Always cite the policy section when explaining a decision.
"""
trace_events = [
{"type": "tool_call", "name": "knowledge_base", "args": {"q": "fees"}},
{"type": "agent_message", "content": "Your total is $4,827.50."},
{"type": "agent_message", "content": "Per our standard model, you qualify."},
]
result = SpecificationComplianceAnalyzer().analyze(
system_prompt=system_prompt,
trace_events=trace_events,
)
# result.detected == True
# result.violations contains:
# - missing_calculator_before_quote (high severity)
# - missing_policy_citation (medium severity)
In this example, all three rules apply. The agent produced a confident, well-formed answer that an outcome grader would accept. The compliance checker surfaces what the rubric would not: the calculator was never invoked, the policy citation never appeared.
Calibration¶
The detector ships with 30 hand-authored seeds, 15 positive and 15 negative, stratified into easy, medium, and hard difficulty buckets. Cross-validated F1 lands at 0.966, precision 1.00, recall 0.933, at threshold 0.10. Total LLM cost across the calibration run was $0.07. The threshold sits low because the deterministic fast path catches concrete rule violations before any LLM call; escalation to the judge happens only on semantic checks where the trace evidence is ambiguous.
These seeds are starter material, not a production benchmark.

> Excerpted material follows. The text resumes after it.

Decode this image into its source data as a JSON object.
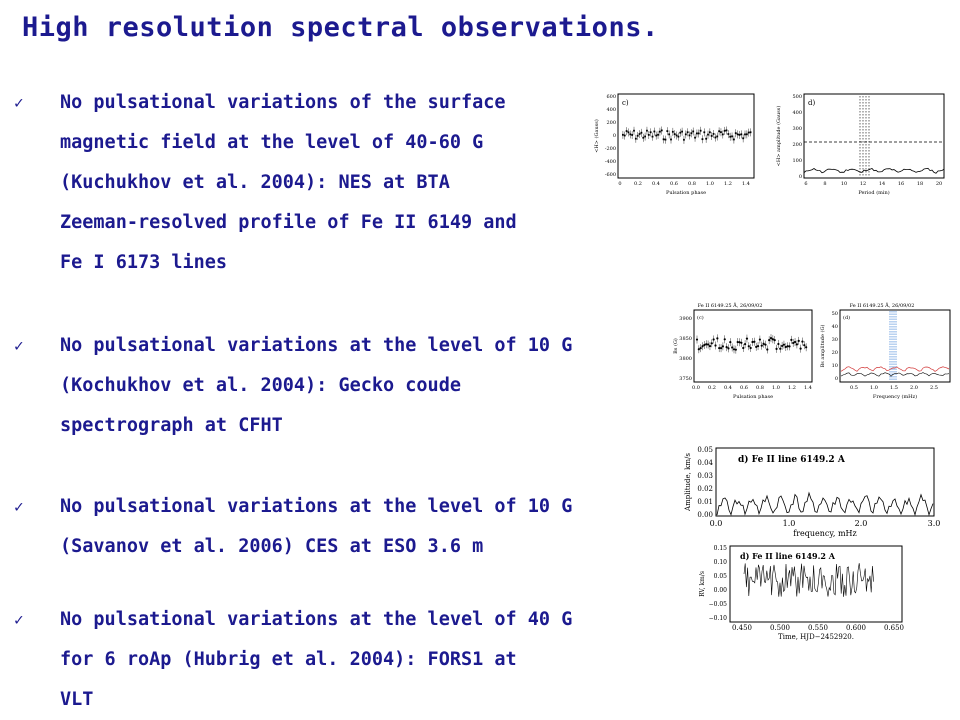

Real prompts contain more rules, in more interaction with each other, than hand-authored seeds capture. The honest expectation for v0 is that F1 will compress when the detector is run against larger, harder corpora. Pisama-bench v0, prepared for release alongside this post, includes 96 curated entries across 16 ICP detectors as the start of a public test set; v1.0 will expand to roughly 500.
The two-layer evaluation stack¶
The conclusion is the same as the convergence post. A complete agent evaluation stack has two layers, not one.
The artifact layer answers: did the output meet the rubric criteria? Outcome graders, including Anthropic Managed Agents' outcomes, do this well. Most production stacks have this layer in place.
The procedural layer answers: did the execution comply with the specifications the agent was given? Specification compliance, convergence, coordination, persona drift, and the other Pisama process-level detectors live here. Most production stacks do not have this layer at all.
The AgentPex 83% number is what the gap looks like when only the artifact layer is wired in. Every "perfect reward" trace on τ2-bench contained something the procedural layer could surface. The economics are also straightforward: rule extraction is cached, deterministic checks are free, and the LLM judge runs only on the residual ambiguous cases. A trace can be checked end to end for a few cents.
Try it¶
specification_compliance is shipping behind a feature flag in the Pisama SDK while the API shape stabilizes.
from pisama_agent_sdk import check_compliance
result = await check_compliance(
system_prompt=agent_system_prompt,
trace_events=trace_from_run,
)
if result.detected:
for violation in result.violations:
print(violation.rule_id, violation.evidence)
The flag will become default-on once the API shape is locked.
Closing¶
Most agent evaluation stacks in 2026 grade the document and ignore the rules. Until the procedural layer becomes standard, "the agent passed" should be read as "the agent passed the artifact check."
The agent that earns a perfect score by skipping its specifications has not done its job. It has just hidden that fact from the grader.
References: Sharma, R. K., Barke, S., Zorn, B. Willful Disobedience: Automatically Detecting Failures in Agentic Traces. arXiv 2603.23806, March 2026.